Author: Sam
Story: Leather-bound: 7 of ?
Series: n/a
Setting: Bag End, The Old Forest, and The Red Book of Westmarch.
Song Note: I Stand All Alone by Carole Bayer Sager and David Foster. This is a combination of both versions of this song; both versions are from Quest For Camelot. I've taken out the repeating refrain, but it shouldn't detract from the song.
Feedback: Yes, please? Especially constructive. samwise_baggins@yahoo.co.uk
He was asleep. Young Frodo glanced once more into the room and smiled softly. Sneaking off, utilizing all of his skill at slipping around the older Hobbit, he left the master bedroom. Used to living in Bag End for some time, the younger Hobbit knew exactly what would be where, enabling him to walk safely in the dark without risk of waking anyone up. That was good, as he was planning on slipping into the study.
True, if he'd asked for access to that room, he'd most likely be granted it, but that took a little of the fun out of it. He liked the idea that he could slip in and out of the shadows, unseen and unheard, to his goal. Naturally, he wasn't doing anything too drastic, either, merely going in to read something from the red leather-bound book he'd seen the older Hobbit writing in every day.
Since he was doing nothing truly outrageous, he had no need to sneak around, except for the excitement... and his worry. The sleeping author had been depressed since Midyear's Day. That had been about a week earlier, and no one could blame him, since he was in mourning. But to have started writing this book of stories the day after the funeral... it was truly odd behavior.
Frodo was worried. Of course, he'd heard a good many stories, but the one hundred two-year-old Hobbit sleeping in the master bedroom seemed to be desperate to write his stories down now, as if he sensed he wasn't much longer for this world. He didn't seem to be ill, but Frodo kept an eye on him, making certain he ate regularly and took breaks from his project. He didn't understand why his companion wished so desperately to write this book, nor why he seemed to be pouring over old maps, but something was very odd... especially as Frodo hadn't even known the older Hobbit could read a map.
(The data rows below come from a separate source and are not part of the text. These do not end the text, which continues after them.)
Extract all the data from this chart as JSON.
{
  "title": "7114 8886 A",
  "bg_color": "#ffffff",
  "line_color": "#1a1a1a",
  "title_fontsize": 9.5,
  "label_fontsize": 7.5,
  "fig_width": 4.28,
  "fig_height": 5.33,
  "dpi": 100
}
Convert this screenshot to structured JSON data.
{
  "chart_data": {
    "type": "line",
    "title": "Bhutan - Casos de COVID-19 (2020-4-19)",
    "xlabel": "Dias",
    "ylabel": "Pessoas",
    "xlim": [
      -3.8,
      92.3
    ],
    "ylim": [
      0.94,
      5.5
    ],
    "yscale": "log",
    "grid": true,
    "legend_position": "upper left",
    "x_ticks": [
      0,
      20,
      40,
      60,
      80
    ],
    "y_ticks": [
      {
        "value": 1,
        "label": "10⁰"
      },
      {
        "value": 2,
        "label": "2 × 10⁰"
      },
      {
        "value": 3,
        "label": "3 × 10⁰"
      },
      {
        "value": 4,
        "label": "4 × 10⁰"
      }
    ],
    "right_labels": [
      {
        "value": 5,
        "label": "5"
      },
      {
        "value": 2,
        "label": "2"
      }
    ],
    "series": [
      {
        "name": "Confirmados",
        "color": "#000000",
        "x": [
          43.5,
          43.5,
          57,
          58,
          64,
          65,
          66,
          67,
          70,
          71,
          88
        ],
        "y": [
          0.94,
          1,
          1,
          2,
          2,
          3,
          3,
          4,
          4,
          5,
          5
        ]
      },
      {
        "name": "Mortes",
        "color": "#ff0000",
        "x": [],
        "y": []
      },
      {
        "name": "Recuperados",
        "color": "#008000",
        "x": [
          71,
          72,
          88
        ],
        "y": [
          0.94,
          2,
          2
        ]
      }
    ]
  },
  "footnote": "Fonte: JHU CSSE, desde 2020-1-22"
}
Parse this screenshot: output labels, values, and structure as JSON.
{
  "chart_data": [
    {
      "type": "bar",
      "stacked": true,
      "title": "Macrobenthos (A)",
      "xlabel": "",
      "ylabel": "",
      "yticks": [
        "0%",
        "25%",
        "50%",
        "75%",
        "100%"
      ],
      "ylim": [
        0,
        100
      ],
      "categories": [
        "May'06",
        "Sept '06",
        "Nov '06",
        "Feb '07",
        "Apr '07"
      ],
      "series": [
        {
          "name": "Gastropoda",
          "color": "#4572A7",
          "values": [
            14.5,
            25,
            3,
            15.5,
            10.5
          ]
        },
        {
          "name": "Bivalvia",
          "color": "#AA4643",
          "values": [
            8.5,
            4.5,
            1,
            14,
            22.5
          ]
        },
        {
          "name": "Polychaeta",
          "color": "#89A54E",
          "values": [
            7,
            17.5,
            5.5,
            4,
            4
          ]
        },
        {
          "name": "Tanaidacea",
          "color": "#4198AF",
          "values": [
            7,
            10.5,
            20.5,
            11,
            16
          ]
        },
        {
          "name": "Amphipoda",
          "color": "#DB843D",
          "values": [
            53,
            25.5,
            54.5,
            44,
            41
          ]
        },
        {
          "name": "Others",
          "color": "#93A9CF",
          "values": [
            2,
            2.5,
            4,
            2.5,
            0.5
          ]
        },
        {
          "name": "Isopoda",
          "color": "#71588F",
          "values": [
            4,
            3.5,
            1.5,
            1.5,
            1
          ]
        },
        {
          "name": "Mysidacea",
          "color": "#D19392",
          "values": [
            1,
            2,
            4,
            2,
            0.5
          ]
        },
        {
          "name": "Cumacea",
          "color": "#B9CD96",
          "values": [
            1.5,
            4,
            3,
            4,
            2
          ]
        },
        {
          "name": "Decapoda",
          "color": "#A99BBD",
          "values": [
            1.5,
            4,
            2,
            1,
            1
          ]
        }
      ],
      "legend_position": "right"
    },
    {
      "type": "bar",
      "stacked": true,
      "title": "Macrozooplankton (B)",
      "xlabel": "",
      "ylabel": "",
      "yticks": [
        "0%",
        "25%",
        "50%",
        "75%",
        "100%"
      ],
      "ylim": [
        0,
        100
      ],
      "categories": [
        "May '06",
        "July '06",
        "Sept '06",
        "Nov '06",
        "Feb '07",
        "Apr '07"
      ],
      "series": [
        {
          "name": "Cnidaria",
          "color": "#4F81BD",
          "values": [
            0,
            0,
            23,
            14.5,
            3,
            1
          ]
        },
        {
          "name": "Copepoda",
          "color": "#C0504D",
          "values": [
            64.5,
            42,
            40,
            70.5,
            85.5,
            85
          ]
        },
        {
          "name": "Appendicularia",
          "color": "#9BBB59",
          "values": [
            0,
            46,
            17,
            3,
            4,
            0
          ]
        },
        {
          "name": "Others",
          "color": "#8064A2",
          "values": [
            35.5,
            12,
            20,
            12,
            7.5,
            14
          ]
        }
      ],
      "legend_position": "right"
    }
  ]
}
Quietly, he opened the well-oiled door, smiling in relief that he'd recalled how much the older Hobbit appreciated everything just so. The book was lying open on the desk, not hidden away as if it contained any terrible secrets. A soft frown crossed Frodo's face and he walked over to read the page. It contained a bit of a story he'd not heard before. Frodo climbed into the chair to get comfortable.
Ah, how do I explain? He was that confusing and that endearing and... well... he was everything and nothing and just there. He would prance about like a fool then suddenly come across old and wise and knowing. Ever meet a body like that? Someone who's just knowing? Well, old Tom Bombadil was that sort of a person. His songs were riddles and his riddles, poetry. He had a way of always moving round but never going nowhere. And it made you dizzy just to listen to him. I'd like to put down every word he sang for us, but you'd understand them less than I did, and I was there. I'd even like to tell you what he meant by them, but I'd get it all mixed up and inside-out.
No, it'd be better if I told you what we heard. Around all the hipping and hopping and skipping and laughing, he told us just what we needed to know, and then threw something more in. He told us all about himself, and the Old Forest, without even saying anything really about the such. Tom Bombadil was maybe older than time, and he sounded like it.
He says to us something like this:
But thing is, he really wasn't alone, as things stand. He had a wife named Goldberry and she was beautiful beyond almost the Elves. But maybe by alone, his meaning was about other people, not his wife. And mind you, he never actually said these words; it's just what we were hearing long after he was gone.
And he would prance around and make you think of a fool... a wise fool. And would you ever have thought a fool could be wise? But when he spoke, the nonsense really called to something, meaning something.
Old Tom Bombadil could tell just what a body was thinking before he even thought it, I'd warrant. He would get that Old Man Willow to just do what he wanted. He could stop the paths from changing around, too, so a body didn't get lost. He knew every thing about that forest. You try to get him out of it, though, and he just wouldn't care a sniff for it. No, Tom was content to lose himself in those trees and stay lost.
As confusing as he was, you miss him when he's not there. He was kind and merry and sunshine. He served the nicest sorts of food and sang the merriest sorts of songs and danced a jig instead of walking. And when we finally left, he sent us a bit of a song to keep us on our way. A body felt he was friends with Tom Bombadil, but that he was the kind of friend that wouldn't show up unless you came to him. It was a sad sort of friendship all told.
How to describe Tom Bombadil so someone as never met him could understand? Well, I can't. But I can say that I will miss him in my heart of hearts until I'm done for this earth. He's that sort of a person.
Slowly, the Hobbit lifted his face, frowning. He certainly had never heard that tale before in all of the stories of danger and adventure, Dwarves and Elves. Touching the page lightly, Frodo continued to sit long into the night, wondering just what his companion had meant by that description of the unknown Tom Bombadil... and if someday he might meet this person and find out for himself.